Write a program that takes an integer m as input and returns the integer n such that n! = m. It should accept m with up to one million digits and print an error message if m isn't the factorial of a non-negative integer.
Meh.
(defun infac (n)
(loop for i from 0
for f = (fac i)
when (> f n) do (error "Not a factorial")
when (= f n) return i))>>2
How long to compute (infac (fact 1000000)) ?
(define (inverse-factorial n)
(letrec ((iter
(lambda (i a)
(cond
((> a n) (error "Not a factorial!"))
((= a n) (- i 1))
(else (iter (+ i 1) (* a i)))))))
(iter 1 1)))>>4
How long to compute (inverse-factorial (factorial 1000000)) ?
#lang racket ;;; v7.9
(require math/special-functions)
(require math/base)
(define (fact n) (gamma (+ 1 n)))
(define (invfact n)
(define w (log n))
(define c (/ (log (* 2 pi)) -2))
(define (¡ xₙ)
(let ((xₙ₊₁ (improve xₙ)))
(if (< (abs (- xₙ xₙ₊₁)) 0.001)
(check (exact-round xₙ₊₁))
(¡ xₙ₊₁))))
(define (improve x) (- (/ (+ x w c) (log x)) 0.5))
(define (check res)
(if (= n (fact res))
res
"not a factorial"))
(if (< n 3)
n
(¡ 10)))
a few seconds
>>5
It is linear in time if we ignore that bignum operations.
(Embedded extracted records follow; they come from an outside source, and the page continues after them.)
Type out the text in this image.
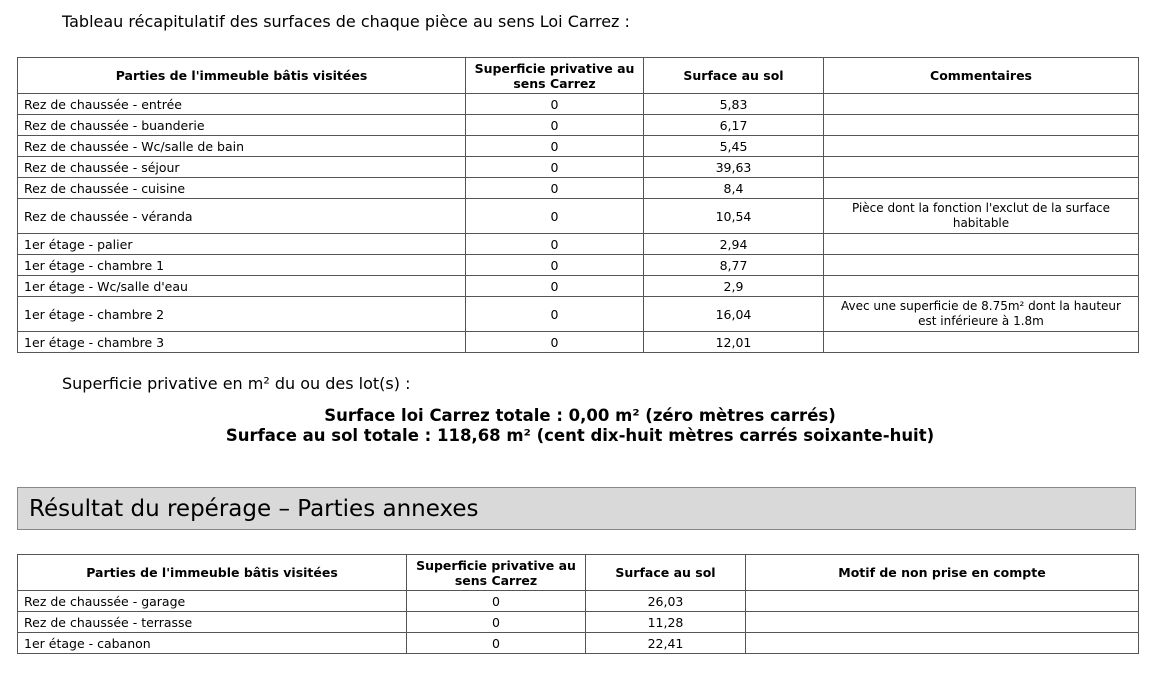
Tableau récapitulatif des surfaces de chaque pièce au sens Loi Carrez :
Parties de l'immeuble bâtis visitées	Superficie privative au sens Carrez	Surface au sol	Commentaires
Rez de chaussée - entrée	0	5,83	
Rez de chaussée - buanderie	0	6,17	
Rez de chaussée - Wc/salle de bain	0	5,45	
Rez de chaussée - séjour	0	39,63	
Rez de chaussée - cuisine	0	8,4	
Rez de chaussée - véranda	0	10,54	Pièce dont la fonction l'exclut de la surface habitable
1er étage - palier	0	2,94	
1er étage - chambre 1	0	8,77	
1er étage - Wc/salle d'eau	0	2,9	
1er étage - chambre 2	0	16,04	Avec une superficie de 8.75m² dont la hauteur est inférieure à 1.8m
1er étage - chambre 3	0	12,01	
Superficie privative en m² du ou des lot(s) :
Surface loi Carrez totale : 0,00 m² (zéro mètres carrés)
Surface au sol totale : 118,68 m² (cent dix-huit mètres carrés soixante-huit)
Résultat du repérage – Parties annexes
Parties de l'immeuble bâtis visitées	Superficie privative au sens Carrez	Surface au sol	Motif de non prise en compte
Rez de chaussée - garage	0	26,03	
Rez de chaussée - terrasse	0	11,28	
1er étage - cabanon	0	22,41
Wikipedia says that the best known multiplication algorithm is O(n log(n)), therefore theoretically it could be O(n² log(n)), but it will depend on your Scheme implementation.
What are some cases where 1000000! is interesting? I thought 70! was already well over the number of observable particles in the universe, why would you need to compute and reverse it?
>>7
I believe it's absolutely useless but I don't see a problem there.
>>2
Finite time.
>>6
and invfact(fact(10000000)) takes 20+20 seconds! Is this Newton's iterative method?
>>10
Yes. It converges very quickly.
Remember that
n! = 1 * 2 * ... * (n - 2) * (n - 1) * nThen starting with 2 one should go up until m is factored, otherwise it's not a factorial.
This method is O(n) or O(sqrt(m)), but I'm not sure if there are better way to do this.
>>12
If the remainder from division is not 0 it returns earlier.
This method like >>2,4 fails miserably if m is a very large factorial like fact(1000000).
>>13
As long as it gives you the right result in finite time, it hasn't failed.
>>13
Undeniable proof that it actually does work for any positive integer: https://paste.textboard.org/3df10a35
>>15
How do you prove the proof contains no flaws?
>>16
Type checking!
>>15-17
The real question is always: did we actually prove what we wanted to prove? Embarrassingly the paste only proves that the inverse of n! is n. But, for example, it says nothing about the inverse of n!-1 which could also be n. Here's an extended version that also proves that if the inverse of m is n, then m must be n!: https://paste.textboard.org/399b89fa
>>18 That's the trick with theorems and automated tests and such.
You're trying to approach the thing from multiple angles.
In math maybe you start with a conjecture that's something explicit then you come around with an implicit proof.
Software is the same.
For later.
>>> import operator
>>> import functools
>>> f = lambda n: len (str (functools.reduce (operator.mul, range (1, n + 1))))
>>> f (205021)
999994
>>> f (205022)
1000000>>20
Stop adding spaces before opening parentheses.